In discussing the benefits of pension consolidation, Jonathan highlighted the importance of investment choice, future access, and flexibility: “It is important to ensure that the choice of investment options available are right, that it is possible to access the pension in the future in a suitable way, and that the provider gives the pension income flexibility needed.”

He provided a step-by-step guide for those looking to consolidate their pensions: “To consolidate pensions, individuals should get in touch with the pension provider chosen to transfer into. This could be a current workplace pension scheme or another private pension arrangement. They will ask for details including the policy numbers and provider names of all the pensions to be consolidated.”

Documentation is key, as he explained further: “This information will be available on the paperwork and statements. The pension scheme chosen to transfer into will then begin the process of arranging for all pensions to be transferred into one plan.”

On the subject of costs, Jonathan stated: “The costs of this can vary but bringing all pensions together may reduce some charges as some providers charge a lower percentage the more that is invested. Check all charges with the provider chosen to transfer into, including charges for advice, setting up the new scheme, platform charges, dealing and transactional charges (including those to access funds via drawdown) and investment management charges.”
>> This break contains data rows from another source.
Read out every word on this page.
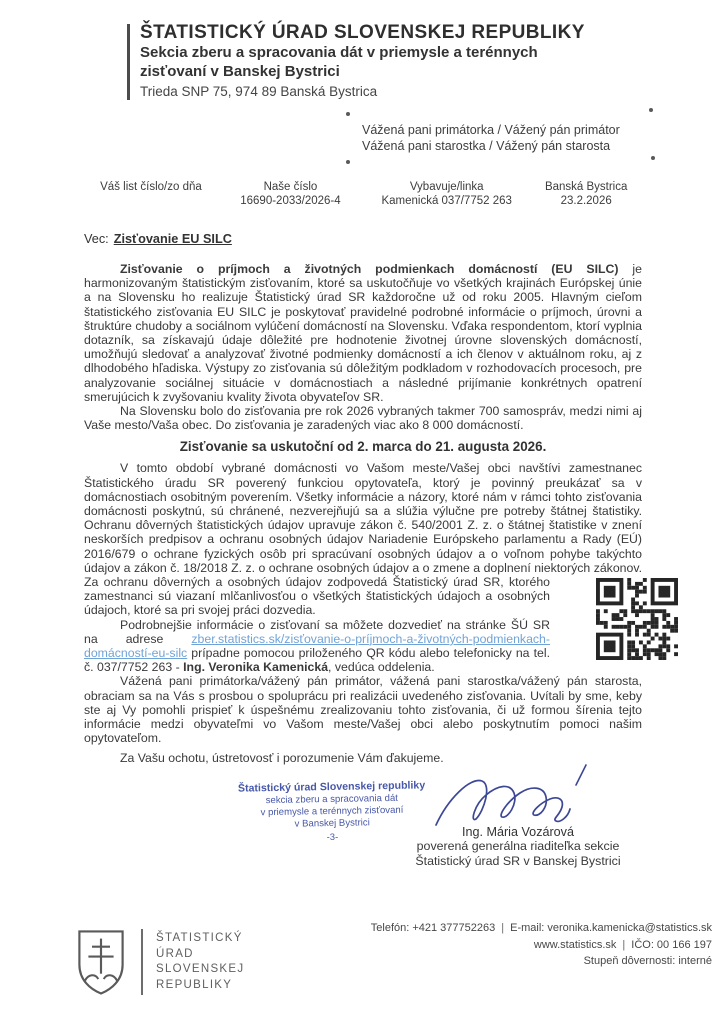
ŠTATISTICKÝ ÚRAD SLOVENSKEJ REPUBLIKY
Sekcia zberu a spracovania dát v priemysle a terénnych
zisťovaní v Banskej Bystrici
Trieda SNP 75, 974 89 Banská Bystrica
Vážená pani primátorka / Vážený pán primátor
Vážená pani starostka / Vážený pán starosta
Váš list číslo/zo dňa	Naše číslo
16690-2033/2026-4
Vybavuje/linka
Kamenická 037/7752 263
Banská Bystrica
23.2.2026
Vec: Zisťovanie EU SILC

Zisťovanie o príjmoch a životných podmienkach domácností (EU SILC) je harmonizovaným štatistickým zisťovaním, ktoré sa uskutočňuje vo všetkých krajinách Európskej únie a na Slovensku ho realizuje Štatistický úrad SR každoročne už od roku 2005. Hlavným cieľom štatistického zisťovania EU SILC je poskytovať pravidelné podrobné informácie o príjmoch, úrovni a štruktúre chudoby a sociálnom vylúčení domácností na Slovensku. Vďaka respondentom, ktorí vyplnia dotazník, sa získavajú údaje dôležité pre hodnotenie životnej úrovne slovenských domácností, umožňujú sledovať a analyzovať životné podmienky domácností a ich členov v aktuálnom roku, aj z dlhodobého hľadiska. Výstupy zo zisťovania sú dôležitým podkladom v rozhodovacích procesoch, pre analyzovanie sociálnej situácie v domácnostiach a následné prijímanie konkrétnych opatrení smerujúcich k zvyšovaniu kvality života obyvateľov SR.

Na Slovensku bolo do zisťovania pre rok 2026 vybraných takmer 700 samospráv, medzi nimi aj Vaše mesto/Vaša obec. Do zisťovania je zaradených viac ako 8 000 domácností.

Zisťovanie sa uskutoční od 2. marca do 21. augusta 2026.

V tomto období vybrané domácnosti vo Vašom meste/Vašej obci navštívi zamestnanec Štatistického úradu SR poverený funkciou opytovateľa, ktorý je povinný preukázať sa v domácnostiach osobitným poverením. Všetky informácie a názory, ktoré nám v rámci tohto zisťovania domácnosti poskytnú, sú chránené, nezverejňujú sa a slúžia výlučne pre potreby štátnej štatistiky. Ochranu dôverných štatistických údajov upravuje zákon č. 540/2001 Z. z. o štátnej štatistike v znení neskorších predpisov a ochranu osobných údajov Nariadenie Európskeho parlamentu a Rady (EÚ) 2016/679 o ochrane fyzických osôb pri spracúvaní osobných údajov a o voľnom pohybe takýchto údajov a zákon č. 18/2018 Z. z. o ochrane osobných údajov a o zmene a doplnení niektorých zákonov. Za ochranu dôverných a osobných údajov zodpovedá Štatistický úrad SR, ktorého zamestnanci sú viazaní mlčanlivosťou o všetkých štatistických údajoch a osobných údajoch, ktoré sa pri svojej práci dozvedia.

Podrobnejšie informácie o zisťovaní sa môžete dozvedieť na stránke ŠÚ SR na adrese zber.statistics.sk/zisťovanie-o-príjmoch-a-životných-podmienkach-domácností-eu-silc prípadne pomocou priloženého QR kódu alebo telefonicky na tel. č. 037/7752 263 - Ing. Veronika Kamenická, vedúca oddelenia.

Vážená pani primátorka/vážený pán primátor, vážená pani starostka/vážený pán starosta, obraciam sa na Vás s prosbou o spoluprácu pri realizácii uvedeného zisťovania. Uvítali by sme, keby ste aj Vy pomohli prispieť k úspešnému zrealizovaniu tohto zisťovania, či už formou šírenia tejto informácie medzi obyvateľmi vo Vašom meste/Vašej obci alebo poskytnutím pomoci našim opytovateľom.

Za Vašu ochotu, ústretovosť i porozumenie Vám ďakujeme.

Štatistický úrad Slovenskej republiky
sekcia zberu a spracovania dát
v priemysle a terénnych zisťovaní
v Banskej Bystrici
-3-	Ing. Mária Vozárová
poverená generálna riaditeľka sekcie
Štatistický úrad SR v Banskej Bystrici
ŠTATISTICKÝ
ÚRAD
SLOVENSKEJ
REPUBLIKY
Telefón: +421 377752263 | E-mail: veronika.kamenicka@statistics.sk
www.statistics.sk | IČO: 00 166 197
Stupeň dôvernosti: interné
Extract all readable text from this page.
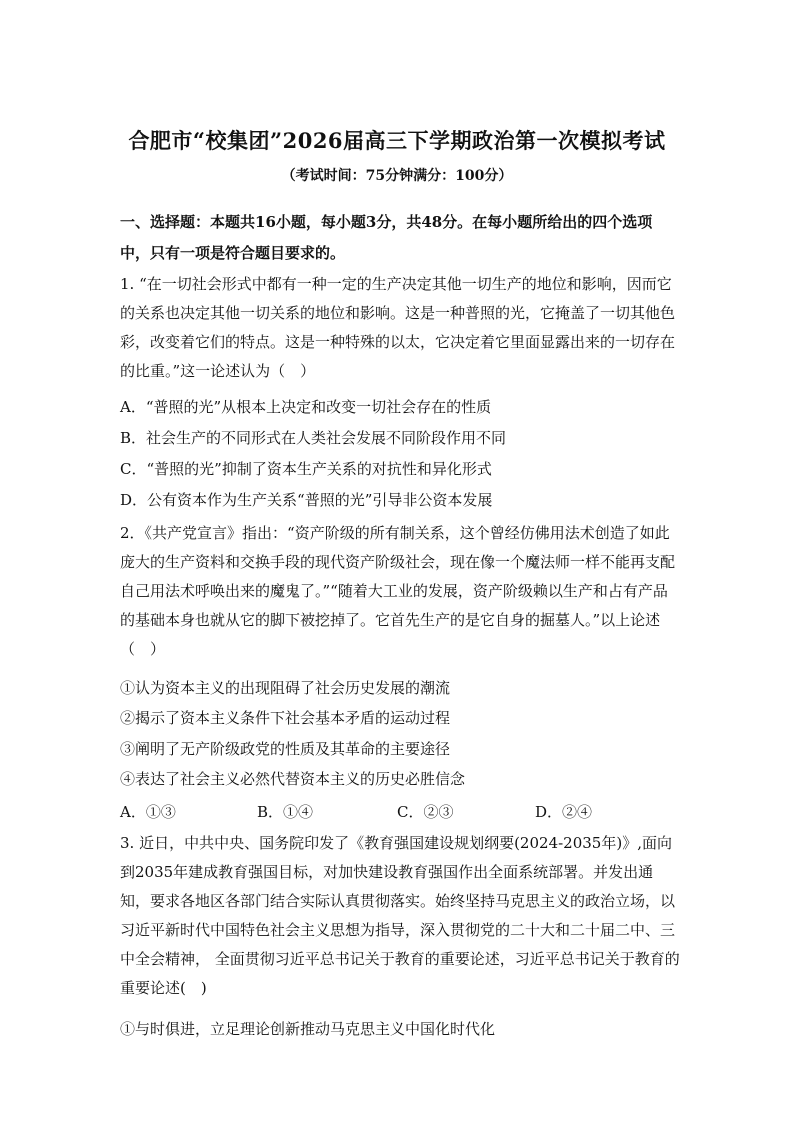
合肥市“校集团”2026届高三下学期政治第一次模拟考试
（考试时间：75分钟满分：100分）
一、选择题：本题共16小题，每小题3分，共48分。在每小题所给出的四个选项中，只有一项是符合题目要求的。
1. “在一切社会形式中都有一种一定的生产决定其他一切生产的地位和影响，因而它的关系也决定其他一切关系的地位和影响。这是一种普照的光，它掩盖了一切其他色彩，改变着它们的特点。这是一种特殊的以太，它决定着它里面显露出来的一切存在的比重。”这一论述认为（　）
A．“普照的光”从根本上决定和改变一切社会存在的性质
B．社会生产的不同形式在人类社会发展不同阶段作用不同
C．“普照的光”抑制了资本生产关系的对抗性和异化形式
D．公有资本作为生产关系“普照的光”引导非公资本发展
2．《共产党宣言》指出：“资产阶级的所有制关系，这个曾经仿佛用法术创造了如此庞大的生产资料和交换手段的现代资产阶级社会，现在像一个魔法师一样不能再支配自己用法术呼唤出来的魔鬼了。”“随着大工业的发展，资产阶级赖以生产和占有产品的基础本身也就从它的脚下被挖掉了。它首先生产的是它自身的掘墓人。”以上论述（　）
①认为资本主义的出现阻碍了社会历史发展的潮流
②揭示了资本主义条件下社会基本矛盾的运动过程
③阐明了无产阶级政党的性质及其革命的主要途径
④表达了社会主义必然代替资本主义的历史必胜信念
A．①③	B．①④	C．②③	D．②④
3. 近日，中共中央、国务院印发了《教育强国建设规划纲要(2024-2035年)》,面向到2035年建成教育强国目标，对加快建设教育强国作出全面系统部署。并发出通知，要求各地区各部门结合实际认真贯彻落实。始终坚持马克思主义的政治立场，以习近平新时代中国特色社会主义思想为指导，深入贯彻党的二十大和二十届二中、三中全会精神， 全面贯彻习近平总书记关于教育的重要论述，习近平总书记关于教育的重要论述(　)
①与时俱进，立足理论创新推动马克思主义中国化时代化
Jonathan clarified: “The time it takes to transfer a pension depends on the method different providers use. Some still send paperwork through the post, which can be a lot slower than secure electronic methods.”

He added, “Additionally, in November 2021, new measures were put into place to protect pension savers from scams which means that providers are now able to flag or block transfers which show signs of a potential scam. To prevent the transfer being flagged, it is important to ensure that as much information as possible is provided to reassure the provider that leaving is a legitimate transfer.”